(September 17, 2009 Release)
• Residential housing construction registered 598,000 units in August, up 1.5 percent from July. Total starts are hovering near highest levels since November of last year.
• The 3 month average is 592,000 which has risen during the past three months.
• The increase in starts were due to primarily to a 25.3 percent rise in multi-family starts. Single family starts were down 3.0 percent in August.
• Building permits rose 2.7 percent in August to 579,000, which portends favorably for future residential construction activity.
Source: Census Bureau
|New Residential Construction (Mil. SAAR)|
|Aug 09||July 09||3 mo Avg||6 mo Avg|
|Total Building Permits||0.579||0.564||0.571||0.540|
The modest rise in housing starts was due to a relatively large increase in multifamily starts, while single family starts fell 3.0 percent in August. Single family starts had risen for five consecutive months before falling in August. Single family starts are now 22 percent below the pace of a year ago. On a more positive note, total permits rose by 2.7 percent in August. H owever, permits are 32 percent below its year ago pace. Multlifamily starts were up 25 percent for the month and continues to exhibit volatility from month to month.
New residential construction activity has been trending slightly upward since bottoming in January of this year. Thus, it appears that homebuilding has stabilized somewhat. Today’s housing starts data suggests that the housing sector may be improving. With the exception of August, single family starts have dominated residential construction activity throughout the year which is a healthy sign for the residential building industry. Furthermore, the annualized pace of housing permits has made modest improvements throught the year, another favorable sign for future residential construction activity.

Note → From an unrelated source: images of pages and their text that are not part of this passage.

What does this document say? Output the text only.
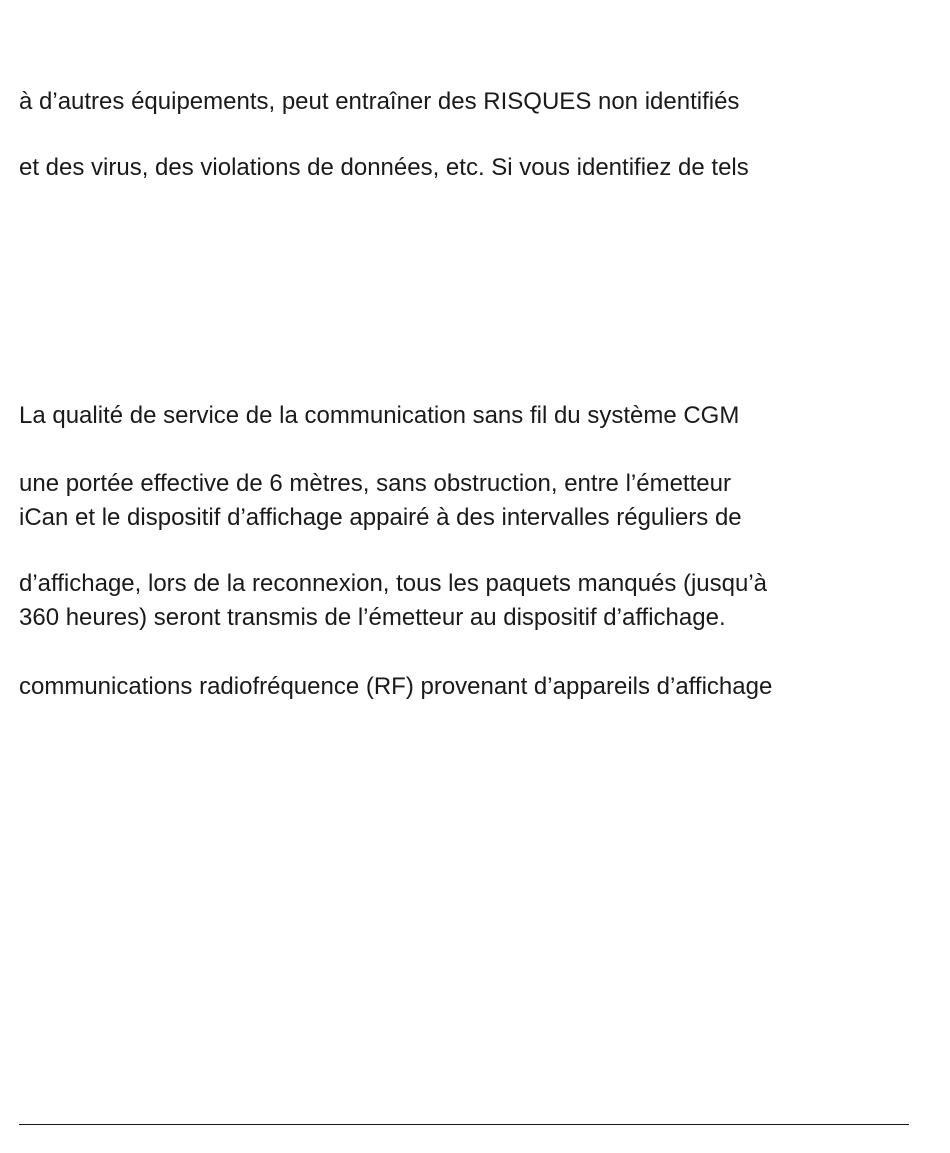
à d’autres équipements, peut entraîner des RISQUES non identifiés

et des virus, des violations de données, etc. Si vous identifiez de tels

La qualité de service de la communication sans fil du système CGM

une portée effective de 6 mètres, sans obstruction, entre l’émetteur

iCan et le dispositif d’affichage appairé à des intervalles réguliers de

d’affichage, lors de la reconnexion, tous les paquets manqués (jusqu’à

360 heures) seront transmis de l’émetteur au dispositif d’affichage.

communications radiofréquence (RF) provenant d’appareils d’affichage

All three major housing measures- starts, existing home sales and new home sales- are above their cyclical lows. And even though housing inventories remain excessive, the supply of homes on market has slowly come down. In fact, the new homes inventory levels are within a healthy range under normal housing conditions.
Looking forward, caution must be exercised with any outlook for new residential construction. The federal homebuyer tax credit expires in December which may slow homebuilding somewhat. In addition, we are concerned about the possibility of a worsening in the foreclosure situation. A substantial amount of option ARM and interest only mortgage loans are due to reset within the next two years which is likely to add a considerable number of foreclosure properties to an already building pipeline. Mounting foreclosures are expected to inhibit new home building in the near terrm. On balance, there are greater downside risks than upside potential in the new residential construction marketplace. Although housing starts have turned up from its bottom set earlier this year, we continue to believe that residential contruction activity will remain weak and below potential trend for the next several years.